Tunísia quer liderar também a “primavera arco-íris” no mundo árabe

  • Por Agencia EFE
  • 05/06/2015 06h45

Miguel Albarracín e Javier Martín.

Túnis 5 jun (EFE).- Ahmed, 30 anos, empresário tunisiano do setor têxtil, casado e com duas crianças, pede como única condição que seu verdadeiro nome não fique associado à homossexualidade, em um país onde esta condição “é mais comum do que se acredita”.

Ao contrário de muitos adolescentes de seu país, que experimentam o sexo em uma sociedade infestada de repressão e tabus, ele teve claro desde pequeno que preferia os homens.

“Foi muito duro. Sentia-me diferente, com medo. Não sabia com quem conversar. Se meu pai soubesse poderia me expulsar de casa ou me matar”, explicou à Agência Efe em um café de Golette, cidade do litoral da Tunísia.

“Com 17 anos conheci um menino na praia. Nos entendemos só pelo olhar. Era mais velho e me apresentou a um mundo secreto que não imaginava existir. Há centenas de homens como eu, casados com mulheres e com filhos para evitar que digam algo”, desabafou.

A tarde cai sobre o azul do Mediterrâneo e Ahmed esboça um estranho sorriso ao ser perguntado pela controvertida associação de apoio às minorias sociais “Shams” (Sol), que há duas semanas obteve permissão legal para desenvolver suas atividades em Túnis, algo impensável há cinco anos.

“É uma boa notícia, algo assim como uma primavera. Um grande avanço nos direitos, mas ainda falta muito”, advertiu.

Na mesma linha se expressou Badija, uma jovem universitária que diz ser assumidamente lésbica, mas que também não quer que saibam seu sobrenome.

“A homossexualidade feminina está muito estendida no mundo árabe.

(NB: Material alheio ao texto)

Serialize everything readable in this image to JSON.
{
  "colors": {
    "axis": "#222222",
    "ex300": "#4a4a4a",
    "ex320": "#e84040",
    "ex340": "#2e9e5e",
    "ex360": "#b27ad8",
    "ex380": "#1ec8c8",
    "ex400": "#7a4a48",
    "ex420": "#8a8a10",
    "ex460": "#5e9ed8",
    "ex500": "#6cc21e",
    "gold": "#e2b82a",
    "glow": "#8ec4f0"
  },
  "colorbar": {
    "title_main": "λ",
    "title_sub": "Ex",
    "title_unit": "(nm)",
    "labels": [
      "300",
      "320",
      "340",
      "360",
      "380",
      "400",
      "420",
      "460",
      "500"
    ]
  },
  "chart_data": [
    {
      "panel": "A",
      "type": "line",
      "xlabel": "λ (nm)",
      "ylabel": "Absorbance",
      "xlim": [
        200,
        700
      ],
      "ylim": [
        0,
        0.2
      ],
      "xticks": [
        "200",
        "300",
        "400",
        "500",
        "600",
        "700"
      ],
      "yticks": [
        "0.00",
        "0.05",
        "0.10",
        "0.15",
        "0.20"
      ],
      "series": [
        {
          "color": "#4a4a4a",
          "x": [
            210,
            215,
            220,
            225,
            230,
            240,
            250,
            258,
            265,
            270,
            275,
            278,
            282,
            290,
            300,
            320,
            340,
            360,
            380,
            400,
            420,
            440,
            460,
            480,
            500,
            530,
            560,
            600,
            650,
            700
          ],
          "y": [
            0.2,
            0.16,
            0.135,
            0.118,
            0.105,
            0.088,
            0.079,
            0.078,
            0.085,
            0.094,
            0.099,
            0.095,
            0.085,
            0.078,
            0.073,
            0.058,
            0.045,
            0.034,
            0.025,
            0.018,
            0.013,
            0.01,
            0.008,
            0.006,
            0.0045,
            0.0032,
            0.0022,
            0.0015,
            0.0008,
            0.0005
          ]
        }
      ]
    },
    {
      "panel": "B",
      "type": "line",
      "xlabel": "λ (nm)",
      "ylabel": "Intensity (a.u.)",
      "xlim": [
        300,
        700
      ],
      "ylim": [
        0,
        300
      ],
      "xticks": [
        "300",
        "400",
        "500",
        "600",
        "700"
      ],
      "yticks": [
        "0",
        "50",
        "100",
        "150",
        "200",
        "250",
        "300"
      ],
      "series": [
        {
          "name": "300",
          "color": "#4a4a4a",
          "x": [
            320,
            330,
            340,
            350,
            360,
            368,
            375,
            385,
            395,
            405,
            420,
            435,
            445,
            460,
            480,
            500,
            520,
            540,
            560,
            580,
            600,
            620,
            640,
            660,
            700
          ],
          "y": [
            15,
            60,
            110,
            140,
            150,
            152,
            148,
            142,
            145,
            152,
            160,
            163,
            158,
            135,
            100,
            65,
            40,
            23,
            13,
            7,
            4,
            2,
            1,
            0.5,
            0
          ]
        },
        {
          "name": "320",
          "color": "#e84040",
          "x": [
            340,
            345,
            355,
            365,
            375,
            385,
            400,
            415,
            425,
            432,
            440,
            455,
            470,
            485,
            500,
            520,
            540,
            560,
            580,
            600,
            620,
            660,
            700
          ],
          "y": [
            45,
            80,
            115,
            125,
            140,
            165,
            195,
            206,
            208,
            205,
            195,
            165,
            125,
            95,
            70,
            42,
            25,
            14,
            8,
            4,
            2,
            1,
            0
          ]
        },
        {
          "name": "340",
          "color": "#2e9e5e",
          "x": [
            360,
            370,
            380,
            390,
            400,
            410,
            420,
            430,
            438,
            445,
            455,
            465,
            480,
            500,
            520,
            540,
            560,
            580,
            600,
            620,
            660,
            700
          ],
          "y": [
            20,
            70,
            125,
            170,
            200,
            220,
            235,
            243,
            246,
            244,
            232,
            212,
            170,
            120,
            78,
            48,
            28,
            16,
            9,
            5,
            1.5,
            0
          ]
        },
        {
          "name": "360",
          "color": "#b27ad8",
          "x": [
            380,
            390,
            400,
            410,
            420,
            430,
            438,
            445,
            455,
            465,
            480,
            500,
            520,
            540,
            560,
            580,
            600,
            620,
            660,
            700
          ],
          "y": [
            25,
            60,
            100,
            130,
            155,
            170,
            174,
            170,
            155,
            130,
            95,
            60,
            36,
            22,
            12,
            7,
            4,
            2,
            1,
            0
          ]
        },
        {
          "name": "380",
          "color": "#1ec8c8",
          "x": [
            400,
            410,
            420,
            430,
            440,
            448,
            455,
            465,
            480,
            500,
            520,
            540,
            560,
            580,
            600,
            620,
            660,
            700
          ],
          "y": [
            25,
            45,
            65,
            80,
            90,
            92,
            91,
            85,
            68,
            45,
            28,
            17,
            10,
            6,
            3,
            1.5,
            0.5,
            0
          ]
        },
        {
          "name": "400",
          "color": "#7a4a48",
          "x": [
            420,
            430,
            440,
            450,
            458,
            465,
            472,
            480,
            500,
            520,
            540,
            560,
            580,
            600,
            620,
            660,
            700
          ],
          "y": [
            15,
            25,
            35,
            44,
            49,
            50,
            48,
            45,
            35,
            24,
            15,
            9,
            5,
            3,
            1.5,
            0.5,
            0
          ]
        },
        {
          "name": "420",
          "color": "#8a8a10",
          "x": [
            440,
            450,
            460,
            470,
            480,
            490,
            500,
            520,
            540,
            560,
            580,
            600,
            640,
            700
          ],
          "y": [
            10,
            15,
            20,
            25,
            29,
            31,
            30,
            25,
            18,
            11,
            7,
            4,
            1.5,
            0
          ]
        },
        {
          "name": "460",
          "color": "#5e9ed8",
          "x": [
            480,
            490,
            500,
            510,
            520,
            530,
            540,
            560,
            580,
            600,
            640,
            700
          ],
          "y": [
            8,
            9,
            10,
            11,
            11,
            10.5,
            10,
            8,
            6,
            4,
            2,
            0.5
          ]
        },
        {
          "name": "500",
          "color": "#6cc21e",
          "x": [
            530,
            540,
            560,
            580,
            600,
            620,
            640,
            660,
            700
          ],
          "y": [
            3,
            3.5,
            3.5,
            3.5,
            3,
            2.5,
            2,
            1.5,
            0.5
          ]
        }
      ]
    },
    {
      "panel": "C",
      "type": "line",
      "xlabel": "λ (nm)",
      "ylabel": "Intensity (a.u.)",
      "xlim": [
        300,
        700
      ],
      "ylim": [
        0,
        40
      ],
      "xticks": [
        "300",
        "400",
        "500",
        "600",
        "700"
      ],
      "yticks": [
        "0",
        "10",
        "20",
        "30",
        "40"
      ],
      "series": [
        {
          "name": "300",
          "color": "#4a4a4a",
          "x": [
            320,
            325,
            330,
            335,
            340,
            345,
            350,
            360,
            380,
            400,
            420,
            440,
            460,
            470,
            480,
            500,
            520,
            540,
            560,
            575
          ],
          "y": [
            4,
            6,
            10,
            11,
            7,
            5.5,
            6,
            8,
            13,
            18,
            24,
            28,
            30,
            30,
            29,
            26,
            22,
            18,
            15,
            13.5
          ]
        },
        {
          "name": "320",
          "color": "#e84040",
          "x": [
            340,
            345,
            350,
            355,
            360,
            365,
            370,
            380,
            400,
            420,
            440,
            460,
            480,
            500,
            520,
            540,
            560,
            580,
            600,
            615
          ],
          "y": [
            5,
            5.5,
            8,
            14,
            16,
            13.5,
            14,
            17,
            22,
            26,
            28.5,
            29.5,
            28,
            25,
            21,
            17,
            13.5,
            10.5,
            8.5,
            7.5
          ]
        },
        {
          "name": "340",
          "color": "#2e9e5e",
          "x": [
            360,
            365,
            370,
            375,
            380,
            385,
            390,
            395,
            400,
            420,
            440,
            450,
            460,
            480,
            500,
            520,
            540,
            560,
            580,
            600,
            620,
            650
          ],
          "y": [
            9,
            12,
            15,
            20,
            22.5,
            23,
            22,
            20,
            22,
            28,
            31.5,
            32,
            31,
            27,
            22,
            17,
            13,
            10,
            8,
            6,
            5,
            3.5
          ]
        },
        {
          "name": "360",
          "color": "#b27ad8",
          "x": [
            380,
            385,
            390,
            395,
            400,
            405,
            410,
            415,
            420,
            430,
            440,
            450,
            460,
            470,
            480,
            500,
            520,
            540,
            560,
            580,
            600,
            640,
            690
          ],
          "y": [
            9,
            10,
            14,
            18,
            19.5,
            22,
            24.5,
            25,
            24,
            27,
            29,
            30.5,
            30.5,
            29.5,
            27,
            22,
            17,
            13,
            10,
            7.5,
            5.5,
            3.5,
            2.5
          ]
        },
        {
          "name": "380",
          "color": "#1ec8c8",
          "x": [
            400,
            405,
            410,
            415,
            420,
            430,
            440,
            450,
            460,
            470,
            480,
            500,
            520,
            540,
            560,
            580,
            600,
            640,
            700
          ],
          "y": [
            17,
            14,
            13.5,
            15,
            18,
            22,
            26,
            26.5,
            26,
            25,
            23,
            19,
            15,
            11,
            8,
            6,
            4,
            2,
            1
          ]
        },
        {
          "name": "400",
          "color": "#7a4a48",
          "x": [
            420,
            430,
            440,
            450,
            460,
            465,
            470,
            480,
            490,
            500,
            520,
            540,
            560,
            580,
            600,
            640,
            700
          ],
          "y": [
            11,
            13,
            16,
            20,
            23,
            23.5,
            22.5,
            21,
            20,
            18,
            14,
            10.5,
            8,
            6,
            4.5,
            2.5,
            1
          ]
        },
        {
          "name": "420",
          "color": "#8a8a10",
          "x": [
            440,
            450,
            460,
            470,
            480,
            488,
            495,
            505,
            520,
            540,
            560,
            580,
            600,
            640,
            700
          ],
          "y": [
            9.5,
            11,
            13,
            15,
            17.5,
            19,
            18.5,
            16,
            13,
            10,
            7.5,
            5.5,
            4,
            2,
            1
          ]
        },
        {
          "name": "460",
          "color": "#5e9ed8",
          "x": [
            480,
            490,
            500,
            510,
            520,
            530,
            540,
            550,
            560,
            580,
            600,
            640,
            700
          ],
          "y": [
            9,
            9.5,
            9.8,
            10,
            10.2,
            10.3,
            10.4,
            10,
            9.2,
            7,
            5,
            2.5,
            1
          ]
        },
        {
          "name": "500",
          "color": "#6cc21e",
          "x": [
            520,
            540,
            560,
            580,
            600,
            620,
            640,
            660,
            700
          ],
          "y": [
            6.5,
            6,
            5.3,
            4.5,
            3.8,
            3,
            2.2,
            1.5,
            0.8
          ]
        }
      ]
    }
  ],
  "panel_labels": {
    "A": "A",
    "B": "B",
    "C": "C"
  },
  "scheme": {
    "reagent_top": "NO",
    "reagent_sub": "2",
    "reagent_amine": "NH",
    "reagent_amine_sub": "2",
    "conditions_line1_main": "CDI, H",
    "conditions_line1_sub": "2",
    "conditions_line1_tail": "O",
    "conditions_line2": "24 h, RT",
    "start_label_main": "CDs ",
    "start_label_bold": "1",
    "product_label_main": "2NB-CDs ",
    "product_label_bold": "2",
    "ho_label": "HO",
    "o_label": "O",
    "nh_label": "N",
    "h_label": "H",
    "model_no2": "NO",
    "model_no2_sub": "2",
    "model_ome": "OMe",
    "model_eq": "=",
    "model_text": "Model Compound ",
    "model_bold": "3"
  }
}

Mais do que se acredita. Embora tenhamos os mesmos problemas com as aparências, nós nos sentimos mais abandonadas”, afirmou.

A legalização de “Shams” sacudiu e polarizou a sociedade tunisiana, até agora a que melhor superou o trauma que as “primaveras árabes” representaram em 2011.

Ao contrário que em outros países, onde agoniza, a transição para uma sociedade de direitos avança lentamente na Tunísia, apesar de obstáculos como a emergência do jihadismo e as dificuldades econômicas.

Uma sociedade em transformação onde a religião, submissa durante anos ao pretenso laicismo da ditadura deposta, também aproveitou a revolta para conquistar espaços.

Logo após a legalização ser confirmada, o mufti, Hamad Said, máxima autoridade religiosa da República, afirmou que significava “um grave atentado contra os valores do Islã, dos muçulmanos e dos fundamentos da sociedade tunisiana”.

“Defende valores que fazem o homem retroceder à pré-história e às praticas imorais de (as cidades bíblicas de) Sodoma e Gomorra”, afirmou o clérigo, que pediu para o governo “revisar a decisão”.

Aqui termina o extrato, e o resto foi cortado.